About
Subscribe

Entertainment industry gets tough

Johannesburg, 25 Nov 2008

Entertainment industry bodies such as the International Federation for the Phonographic Industry (IFP) and the Motion Picture Association of America (MPAA) have clamped down on individuals using peer-to-peer networks to acquire downloads of music and movies.

“They have resorted to suing consumers who use these channels to get entertainment content, and have used their might to shut down companies such as Napster, which promotes file sharing,” says Matthew Tagg, MD of Web Africa.

For the protection of copyright and a bid to safeguard the revenue of content creators, the industry has taken these steps, Tagg says. Many commentators also see this as the industry's attempt to retain control over channels and launch times to different markets.

“The fact is that consumers' behaviour patterns are evolving. People want to view content on their terms via a medium that suits them - and it is unlikely that this will change. Rather than fighting the tide, there is an opportunity for the entertainment industry to embrace digital developments and find a way to make it work,” says Tagg.

Insipid attempt

The entertainment industry's anaemic response to the e-revolution has been to implement Digital Rights Management (DRM), Tagg says. DRM is a combination of hardware and software that works together to restrict users' ability to copy content, although it can extend to restrictions such as how many times a video can be watched.

Due to complications and additional hurdles legitimate users have to jump through as a result of poor implementations, consumers are rejecting DRM. Apart from costs, DRM is also believed to create more headaches for end-users than unencumbered peer-to-peer content.
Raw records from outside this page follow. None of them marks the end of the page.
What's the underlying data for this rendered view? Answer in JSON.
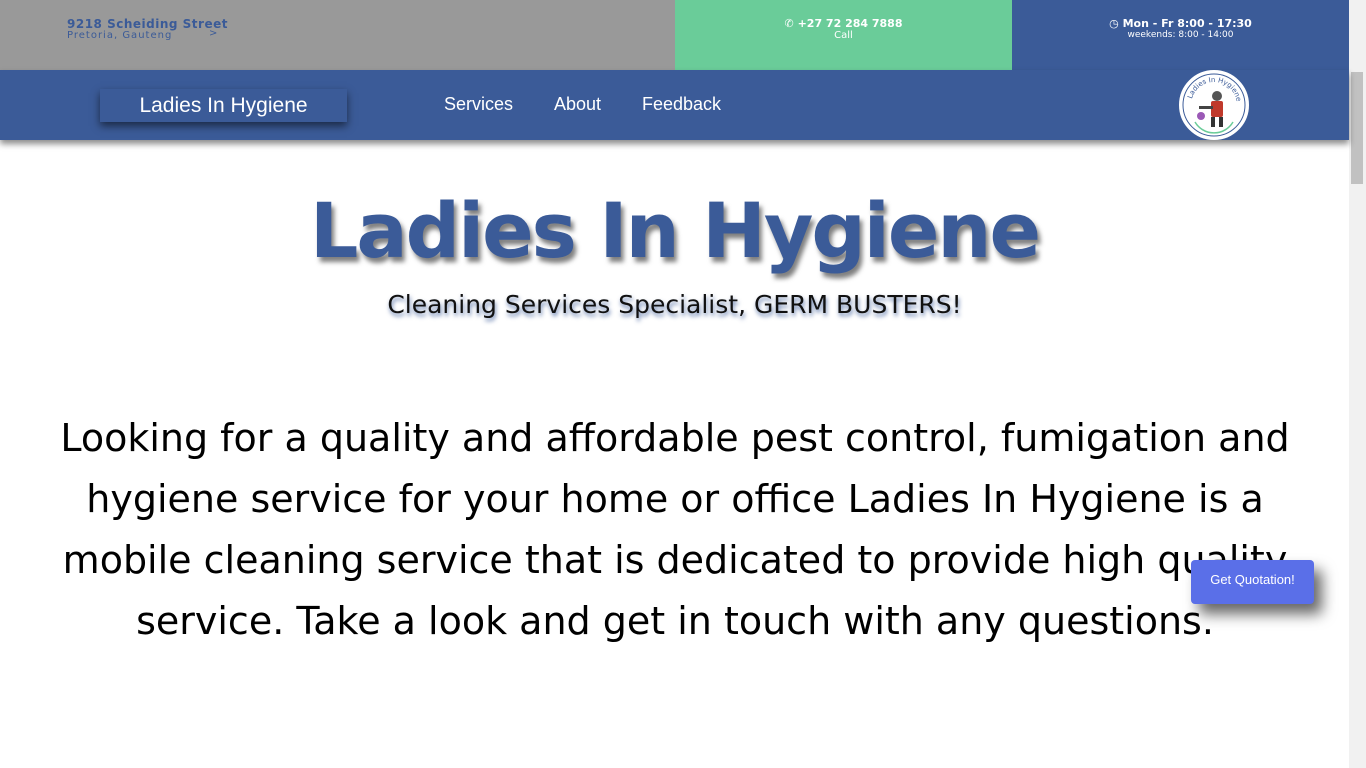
{
  "topbar": {
    "address_street": "9218 Scheiding Street",
    "address_city": "Pretoria, Gauteng",
    "address_chevron": ">",
    "phone_icon": "phone-icon",
    "phone_number": "+27 72 284 7888",
    "phone_label": "Call",
    "hours_icon": "clock-icon",
    "hours_main": "Mon - Fr 8:00 - 17:30",
    "hours_sub": "weekends: 8:00 - 14:00"
  },
  "navbar": {
    "brand": "Ladies In Hygiene",
    "links": [
      "Services",
      "About",
      "Feedback"
    ],
    "logo_text": "Ladies In Hygiene",
    "logo_icon": "pest-control-technician-logo"
  },
  "hero": {
    "title": "Ladies In Hygiene",
    "subtitle": "Cleaning Services Specialist, GERM BUSTERS!",
    "intro": "Looking for a quality and affordable pest control, fumigation and hygiene service for your home or office Ladies In Hygiene is a mobile cleaning service that is dedicated to provide high quality service. Take a look and get in touch with any questions."
  },
  "quote_button": "Get Quotation!",
  "colors": {
    "brand_blue": "#3b5b98",
    "green": "#6acc99",
    "grey": "#999999",
    "button_blue": "#5a6fe8"
  }
}
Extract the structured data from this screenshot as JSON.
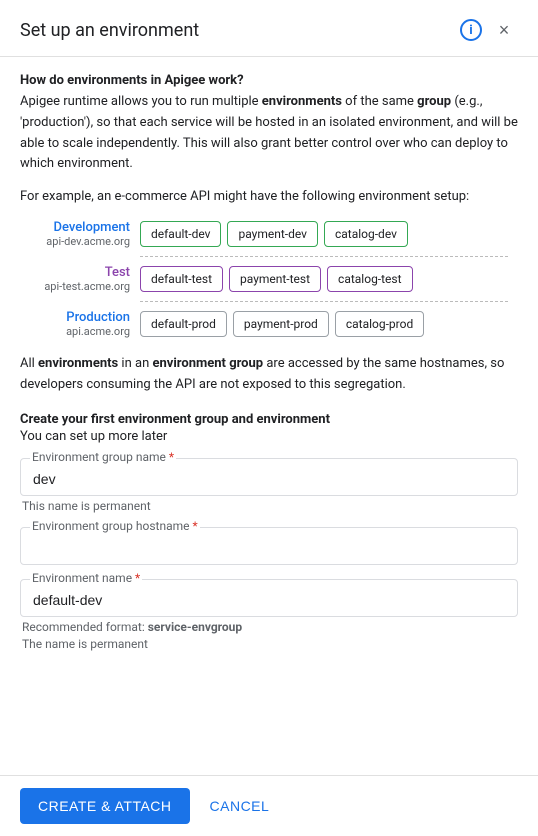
{
  "dialog": {
    "title": "Set up an environment",
    "info_icon_label": "i",
    "close_icon_label": "×"
  },
  "content": {
    "question": "How do environments in Apigee work?",
    "description_1": "Apigee runtime allows you to run multiple environments of the same group (e.g., 'production'), so that each service will be hosted in an isolated environment, and will be able to scale independently. This will also grant better control over who can deploy to which environment.",
    "description_2": "For example, an e-commerce API might have the following environment setup:",
    "diagram": {
      "rows": [
        {
          "label_name": "Development",
          "label_color": "blue",
          "label_url": "api-dev.acme.org",
          "boxes": [
            "default-dev",
            "payment-dev",
            "catalog-dev"
          ],
          "box_style": "green"
        },
        {
          "label_name": "Test",
          "label_color": "purple",
          "label_url": "api-test.acme.org",
          "boxes": [
            "default-test",
            "payment-test",
            "catalog-test"
          ],
          "box_style": "purple"
        },
        {
          "label_name": "Production",
          "label_color": "blue",
          "label_url": "api.acme.org",
          "boxes": [
            "default-prod",
            "payment-prod",
            "catalog-prod"
          ],
          "box_style": "gray"
        }
      ]
    },
    "access_text_1": "All environments in an environment group are accessed by the same hostnames, so developers consuming the API are not exposed to this segregation.",
    "create_title": "Create your first environment group and environment",
    "create_sub": "You can set up more later",
    "fields": [
      {
        "label": "Environment group name",
        "required": true,
        "value": "dev",
        "hint": "This name is permanent",
        "hint_bold": false,
        "placeholder": ""
      },
      {
        "label": "Environment group hostname",
        "required": true,
        "value": "",
        "hint": "",
        "hint_bold": false,
        "placeholder": ""
      },
      {
        "label": "Environment name",
        "required": true,
        "value": "default-dev",
        "hint_line1": "Recommended format: service-envgroup",
        "hint_line2": "The name is permanent",
        "hint_bold": true,
        "placeholder": ""
      }
    ]
  },
  "footer": {
    "create_label": "CREATE & ATTACH",
    "cancel_label": "CANCEL"
  }
}
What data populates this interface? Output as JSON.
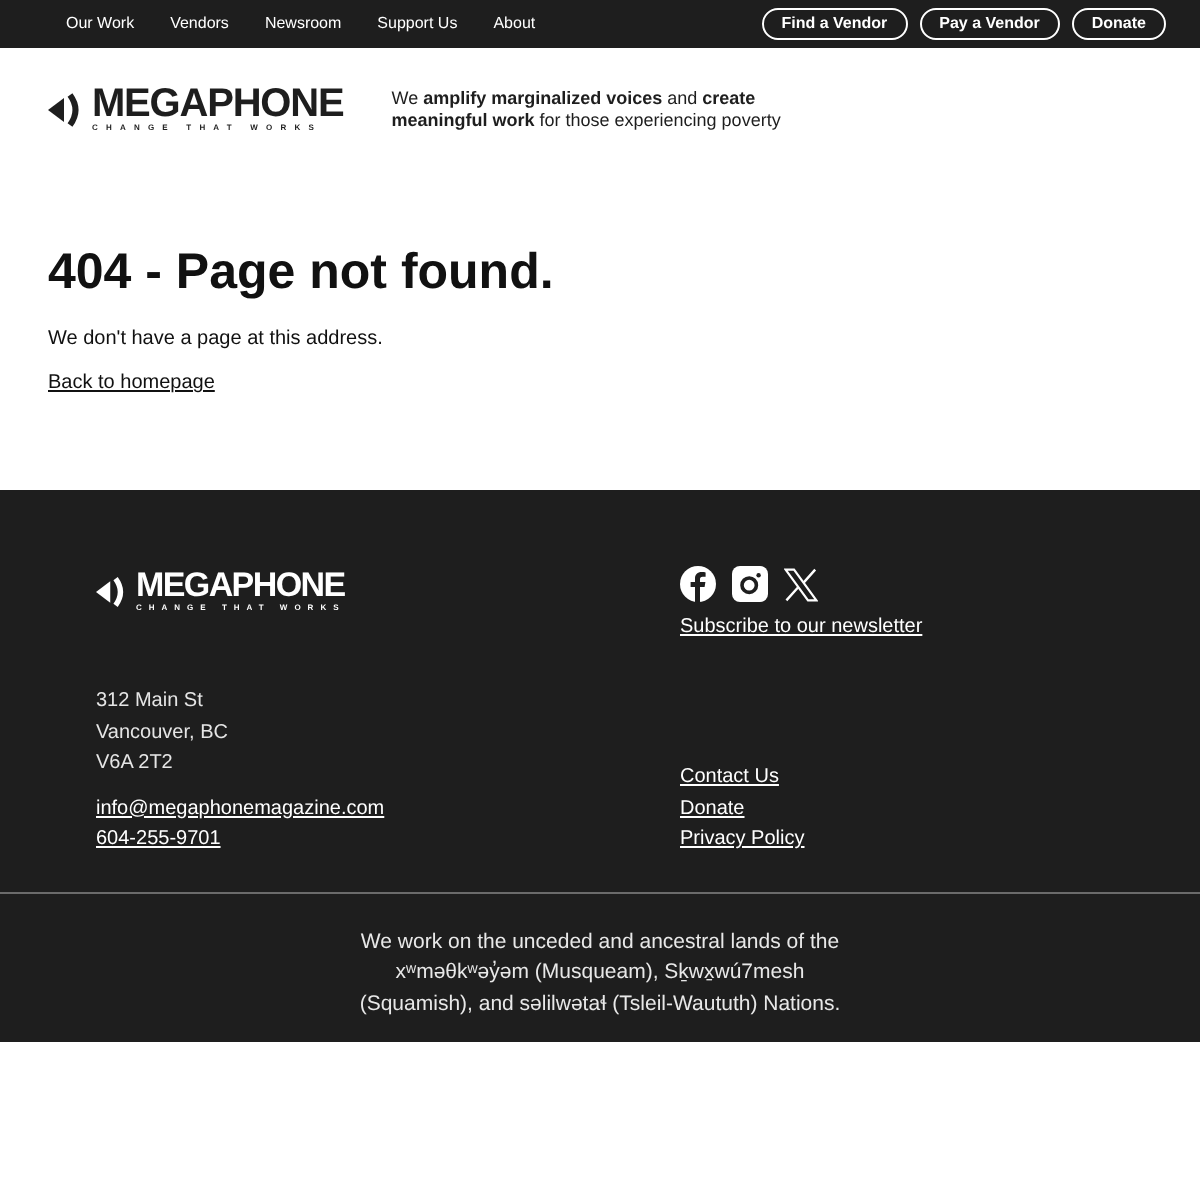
{
  "top_nav": {
    "links": [
      "Our Work",
      "Vendors",
      "Newsroom",
      "Support Us",
      "About"
    ],
    "buttons": [
      "Find a Vendor",
      "Pay a Vendor",
      "Donate"
    ]
  },
  "header": {
    "logo": {
      "wordmark": "MEGAPHONE",
      "tagline": "CHANGE THAT WORKS"
    },
    "mission": "We **amplify marginalized voices** and **create meaningful work** for those experiencing poverty"
  },
  "main": {
    "heading": "404 - Page not found.",
    "message": "We don't have a page at this address.",
    "link": "Back to homepage"
  },
  "footer": {
    "logo": {
      "wordmark": "MEGAPHONE",
      "tagline": "CHANGE THAT WORKS"
    },
    "social_icons": [
      {
        "kind": "facebook"
      },
      {
        "kind": "instagram"
      },
      {
        "kind": "x"
      }
    ],
    "newsletter_link": "Subscribe to our newsletter",
    "address": [
      "312 Main St",
      "Vancouver, BC",
      "V6A 2T2"
    ],
    "contact_links": [
      "info@megaphonemagazine.com",
      "604-255-9701"
    ],
    "links": [
      "Contact Us",
      "Donate",
      "Privacy Policy"
    ],
    "land_acknowledgement": "We work on the unceded and ancestral lands of the xʷməθkʷəy̓əm (Musqueam), Sḵwx̱wú7mesh (Squamish), and səlilwətaɬ (Tsleil-Waututh) Nations."
  }
}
There are a number of options available for a constructive engagement between the entertainment industry and Internet users, Tagg says. “One approach would be to embed advertising in the content, providing an additional advertising revenue stream. Another would be to consider a licence-based approach, where users would pay a fixed amount per month to download music and movies.” The latter is similar to a satellite TV model where users are paying a premium for premium content.

“Yet another approach would be to impose a content tax on Internet Service Providers (ISPs). ISPs could provide stats on what was being viewed, and a percentage allocated to that content provider. For example, if the latest episode of Prison Break counted for 2% of total views, Prison Break content creators would receive 2% of the content tax.”

It is not clear where the answer lies, but Tagg believes it could be in a combination of all these approaches. The entertainment and Internet industries should work together to find a solution, he concludes.